La gente rientrava,per le scale si sentiva odore di minestra,ma a casa ancora nessuno. Questo non era da Giada e,sforzandomi di tenere lontano un principio d’ansia,sedetti a leggere in soggiorno;era  tempo del consueto radiodramma festivo,ma proprio non avevo voglia di ascoltarlo. Il tempo trascorreva lentissimo e scoccavano le nove al campanile quando mi decisi a chiamare al telefono i suoi,ma mentre componevo il numero qualcuno tentò la serratura della porta. Schiusi e me la trovai davanti,vagamente sorridente,vagamente in colpa.”E?” le chiesi
“Fammi entrare”
“Scusa” dissi spostandomi. Passandomi vicino cercai di intuire dove potesse essere andata,ma sapeva solo di città e tabacco e non osavo approfondire.
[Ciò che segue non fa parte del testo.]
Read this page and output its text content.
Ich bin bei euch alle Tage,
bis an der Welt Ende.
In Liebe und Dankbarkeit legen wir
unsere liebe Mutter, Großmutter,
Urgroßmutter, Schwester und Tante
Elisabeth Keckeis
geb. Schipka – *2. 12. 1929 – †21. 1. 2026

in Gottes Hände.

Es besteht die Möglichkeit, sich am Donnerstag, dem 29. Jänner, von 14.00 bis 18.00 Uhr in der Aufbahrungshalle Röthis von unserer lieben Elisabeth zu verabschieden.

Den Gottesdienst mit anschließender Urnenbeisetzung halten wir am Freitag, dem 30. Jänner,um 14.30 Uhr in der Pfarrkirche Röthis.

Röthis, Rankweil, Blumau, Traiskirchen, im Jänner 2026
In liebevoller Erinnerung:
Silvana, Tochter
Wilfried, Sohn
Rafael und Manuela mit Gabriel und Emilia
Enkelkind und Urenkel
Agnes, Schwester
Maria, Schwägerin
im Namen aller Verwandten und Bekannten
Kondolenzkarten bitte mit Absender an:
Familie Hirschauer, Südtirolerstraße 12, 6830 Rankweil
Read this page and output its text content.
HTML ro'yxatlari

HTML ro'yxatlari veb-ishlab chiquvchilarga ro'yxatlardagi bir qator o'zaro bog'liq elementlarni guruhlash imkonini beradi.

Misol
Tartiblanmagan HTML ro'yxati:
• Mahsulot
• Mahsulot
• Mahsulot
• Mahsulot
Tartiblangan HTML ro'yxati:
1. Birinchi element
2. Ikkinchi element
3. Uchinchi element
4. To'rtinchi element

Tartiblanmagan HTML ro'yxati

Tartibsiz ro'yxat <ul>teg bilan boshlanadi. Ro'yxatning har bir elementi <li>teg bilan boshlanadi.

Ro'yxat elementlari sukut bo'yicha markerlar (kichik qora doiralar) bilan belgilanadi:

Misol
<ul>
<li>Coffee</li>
Così rimasi in soggiorno e non so descrivere quanto mi sentissi sollevato,la sentii in camera mentre riponeva il tailleur,la sentii mentre apriva i rubinetti per riempire la vasca;solo allora andai per  interrogarla,mentre,nuda,disponeva il pigiama che avrebbe indossato dopo il bagno “ma senti” esordii
“devo fare il bagno”
“lo so” poi,ispirato,dissi “sei bella.” finalmente sollevò il viso sorridente “grazie”
Rimasi con i miei dubbi fino all’ora di andare  a dormire;la vita continuava,dopotutto,e l’indomani,lunedì avrei dovuto come sempre recarmi al lavoro; ci coricammo in silenzio,verificai la sveglia,mi distesi sul fianco  ela cercai,Giada rispose al mio abbraccio e ci addormentammo uniti.